CleanupSplitter

class CleanupSplitter(cleaner: str | Cleaner | type[Cleaner] | None = None)[source]

Bases: Splitter

The cleanup splitter first randomly splits the triples and then cleans up.

In the cleanup process, triples are moved into the train part until all entities occur at least once in train.

The splitter supports two variants of cleanup, cf. cleaner_resolver.

Initialize the splitter.

Parameters:

cleaner (str | Cleaner | type[Cleaner] | None) – the cleanup method to use. Defaults to the fast deterministic cleaner, which may lead to larger deviances between desired and actual triple count.

Methods Summary

split_absolute_size(mapped_triples, sizes, ...)

Split triples into clean groups.

Methods Documentation

split_absolute_size(mapped_triples: Tensor, sizes: Sequence[int], generator: Generator) Sequence[Tensor][source]

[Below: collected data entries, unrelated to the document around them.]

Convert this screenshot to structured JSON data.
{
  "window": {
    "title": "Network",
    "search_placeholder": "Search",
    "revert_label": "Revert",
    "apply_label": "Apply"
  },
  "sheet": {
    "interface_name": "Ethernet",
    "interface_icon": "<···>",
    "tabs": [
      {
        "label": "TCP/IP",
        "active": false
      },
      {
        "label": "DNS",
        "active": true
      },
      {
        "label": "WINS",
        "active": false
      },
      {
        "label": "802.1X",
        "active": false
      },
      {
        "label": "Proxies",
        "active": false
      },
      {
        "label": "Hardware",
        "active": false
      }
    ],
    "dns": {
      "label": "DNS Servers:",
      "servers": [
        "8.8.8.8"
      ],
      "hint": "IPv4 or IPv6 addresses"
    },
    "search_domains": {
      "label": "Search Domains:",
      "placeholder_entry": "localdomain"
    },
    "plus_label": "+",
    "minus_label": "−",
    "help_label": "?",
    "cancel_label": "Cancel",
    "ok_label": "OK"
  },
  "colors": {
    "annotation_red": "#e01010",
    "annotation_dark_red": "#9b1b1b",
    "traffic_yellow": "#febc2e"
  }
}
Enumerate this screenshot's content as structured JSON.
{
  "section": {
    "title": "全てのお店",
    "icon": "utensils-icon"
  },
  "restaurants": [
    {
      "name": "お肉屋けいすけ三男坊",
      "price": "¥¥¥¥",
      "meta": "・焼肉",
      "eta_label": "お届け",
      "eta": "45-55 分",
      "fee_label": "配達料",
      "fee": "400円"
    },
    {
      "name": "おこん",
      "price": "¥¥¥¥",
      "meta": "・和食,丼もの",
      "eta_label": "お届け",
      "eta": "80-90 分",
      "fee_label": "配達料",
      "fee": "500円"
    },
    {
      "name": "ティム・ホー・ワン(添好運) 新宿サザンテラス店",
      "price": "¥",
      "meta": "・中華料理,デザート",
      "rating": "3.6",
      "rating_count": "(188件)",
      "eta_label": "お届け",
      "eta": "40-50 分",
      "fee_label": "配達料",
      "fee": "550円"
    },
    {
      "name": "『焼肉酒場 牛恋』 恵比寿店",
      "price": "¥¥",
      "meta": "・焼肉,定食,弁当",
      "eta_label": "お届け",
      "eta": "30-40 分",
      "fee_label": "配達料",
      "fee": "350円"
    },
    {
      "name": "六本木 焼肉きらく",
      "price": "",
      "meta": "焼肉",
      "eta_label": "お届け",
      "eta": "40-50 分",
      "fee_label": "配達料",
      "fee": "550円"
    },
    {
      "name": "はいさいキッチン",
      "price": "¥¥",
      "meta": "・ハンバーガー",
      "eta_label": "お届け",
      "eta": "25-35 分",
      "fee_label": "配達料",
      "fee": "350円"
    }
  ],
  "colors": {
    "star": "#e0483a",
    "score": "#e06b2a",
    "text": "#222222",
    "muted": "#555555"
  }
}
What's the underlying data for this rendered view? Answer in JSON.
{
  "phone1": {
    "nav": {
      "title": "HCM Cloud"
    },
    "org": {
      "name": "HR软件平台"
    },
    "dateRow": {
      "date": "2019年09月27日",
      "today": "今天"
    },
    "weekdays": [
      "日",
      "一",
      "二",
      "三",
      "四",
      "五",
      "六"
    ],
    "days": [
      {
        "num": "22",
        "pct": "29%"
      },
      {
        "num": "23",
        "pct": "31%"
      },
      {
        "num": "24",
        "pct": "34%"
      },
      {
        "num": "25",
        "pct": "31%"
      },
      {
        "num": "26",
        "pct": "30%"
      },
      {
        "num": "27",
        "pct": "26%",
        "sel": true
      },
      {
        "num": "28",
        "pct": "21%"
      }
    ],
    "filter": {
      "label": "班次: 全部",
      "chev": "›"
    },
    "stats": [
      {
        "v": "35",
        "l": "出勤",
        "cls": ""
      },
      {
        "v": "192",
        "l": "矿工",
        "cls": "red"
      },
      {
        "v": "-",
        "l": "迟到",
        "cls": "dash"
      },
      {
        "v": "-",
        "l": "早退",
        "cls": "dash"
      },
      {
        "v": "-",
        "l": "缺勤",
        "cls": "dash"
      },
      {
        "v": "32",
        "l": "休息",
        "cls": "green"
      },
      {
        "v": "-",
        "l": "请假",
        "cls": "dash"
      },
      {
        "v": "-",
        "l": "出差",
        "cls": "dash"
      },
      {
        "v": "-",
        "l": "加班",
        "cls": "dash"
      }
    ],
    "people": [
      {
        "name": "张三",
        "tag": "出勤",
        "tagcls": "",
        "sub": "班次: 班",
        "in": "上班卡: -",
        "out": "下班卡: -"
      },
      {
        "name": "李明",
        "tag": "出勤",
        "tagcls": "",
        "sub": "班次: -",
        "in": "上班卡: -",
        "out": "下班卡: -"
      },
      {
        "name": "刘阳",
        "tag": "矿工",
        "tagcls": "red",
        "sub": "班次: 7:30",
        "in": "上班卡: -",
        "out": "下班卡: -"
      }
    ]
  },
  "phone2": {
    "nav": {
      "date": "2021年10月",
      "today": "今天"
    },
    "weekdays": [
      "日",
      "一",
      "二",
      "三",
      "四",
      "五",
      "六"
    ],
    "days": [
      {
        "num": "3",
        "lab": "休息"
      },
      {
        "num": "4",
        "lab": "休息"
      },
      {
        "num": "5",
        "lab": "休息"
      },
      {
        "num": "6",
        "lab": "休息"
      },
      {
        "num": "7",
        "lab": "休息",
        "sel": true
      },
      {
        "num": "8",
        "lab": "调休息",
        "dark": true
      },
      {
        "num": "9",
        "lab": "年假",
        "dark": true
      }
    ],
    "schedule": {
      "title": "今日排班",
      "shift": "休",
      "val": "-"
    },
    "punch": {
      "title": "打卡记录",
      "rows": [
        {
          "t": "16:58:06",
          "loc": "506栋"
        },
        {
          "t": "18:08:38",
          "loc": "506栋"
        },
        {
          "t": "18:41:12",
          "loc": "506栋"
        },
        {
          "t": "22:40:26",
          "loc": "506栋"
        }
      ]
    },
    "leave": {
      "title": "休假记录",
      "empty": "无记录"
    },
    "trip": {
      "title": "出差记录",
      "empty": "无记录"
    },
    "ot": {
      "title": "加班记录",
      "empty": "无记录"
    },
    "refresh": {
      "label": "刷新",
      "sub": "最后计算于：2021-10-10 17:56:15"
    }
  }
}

Split triples into clean groups.

This method partitions the triples, i.e., each triple is in exactly one group. Moreover, it ensures that the first group contains all entities at least once.

Parameters:
  • mapped_triples (Tensor) – shape: (n, 3) the ID-based triples

  • sizes (Sequence[int]) – the absolute number of triples for each split part.

  • generator (Generator) – the random state used for splitting

Returns:

a sequence of ID-based triples for each split part. the absolute may be different to ensure the constraint.

Return type:

Sequence[Tensor]